The core problem with this idea is the gross scale assumptions we have to use (white == easier time) render any useful conclusions we might draw moot. Consider, what is your privilege if:
- You are white but have significant depression
- You are male but extremely risk averse
- You are black and extremely charismatic
- You are female and atypically aggressive
- You are a work-aholic
- You have an aptitude for math but significant social phobias
- You were poor growing up but had a stable household which encouraged self development
- You don't speak the language of the dominant culture and were discouraged from doing so
Privilege fails as a device for explaining reality. Historically, for instance, 'white privilege' cannot adequately explain discrimination faced by the Irish. Nor can it explain the economic disparity we observe between foreign-born Black immigrants to the US who outearn native-born Black Americans (by 10k on average according to one Pew study) we see today.
Source:
http://www.pewsocialtrends.org/2015/04/09/chapter-1-statistical-portrait-of-the-u-s-black-immigrant-population/When faced with raw reality 'privilege' is starting to look like a modern day cosmological constant. Far from being on "the right side of history" I suspect it will one day be considered an ideological embarrassment.
And having privilege doesn't make you a villain, and it doesn't mean you've never faced hardship or overcome a hand you were dealt. Having or lacking privilege is not pre-destiny, it just means the course of different parts of your life are swimming with or against currents you don't control.
So none of us should feel bad for having the privileges we do -- the place we want to get to is a place where greater equality is achieved extending privileges to those who go without today, not by taking them from those who enjoy them today. Lets all become richer, not poorer -- basic dignities are not a commodity in a zero-sum game.

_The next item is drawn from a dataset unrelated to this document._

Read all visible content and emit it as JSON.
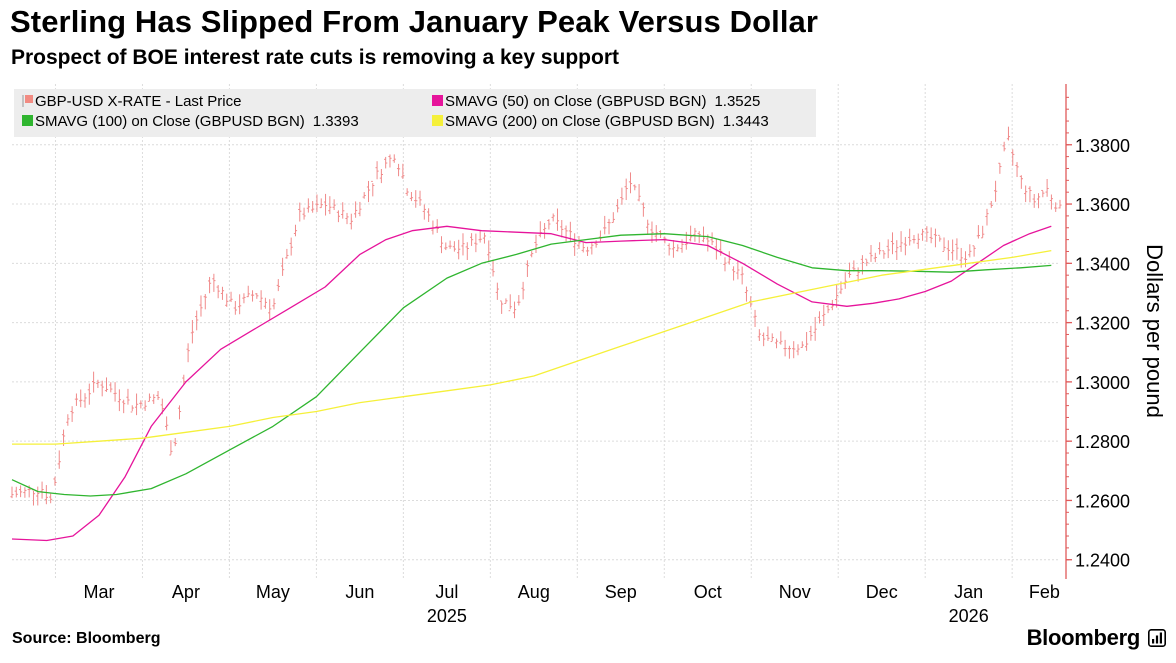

While that work is going on, the least we can all do is stop dismissing one another's trials, and try to understand them instead.
I like the sentiment of building us all up, but I strongly doubt the flawed concept of privilege will get us there. If, for instance, the idea can be used in a job interview to source other characteristics an atypical applicant might have then all the better. Just because someone's resume lacks all the correct key words doesn't mean they're automatically an unfit candidate. They may have other useful advantages or have compensated in other ways.
Privilege in practice, however, is not very operationally useful. What is the effect of 'checking one's privilege?' Does it get Raspberry Pis into the hands of poor kids? Does it cultivate a love of math in girls?
Clearly it does not, and even worse, beyond obnoxious social point scoring and demonization, the very idea normalizes and excuses bigotry. It justifies, for instance, a Blakely school teacher (Karen Kelly) discriminating against boys, forbidding them access to Legos because they're assumed to be advantaged by din of being male. It is fundamentally oppositional, encouraging us to sneer at some groups much the same way nationalists sneer at immigrants. That mentality decidedly moves us away from equality into something far darker.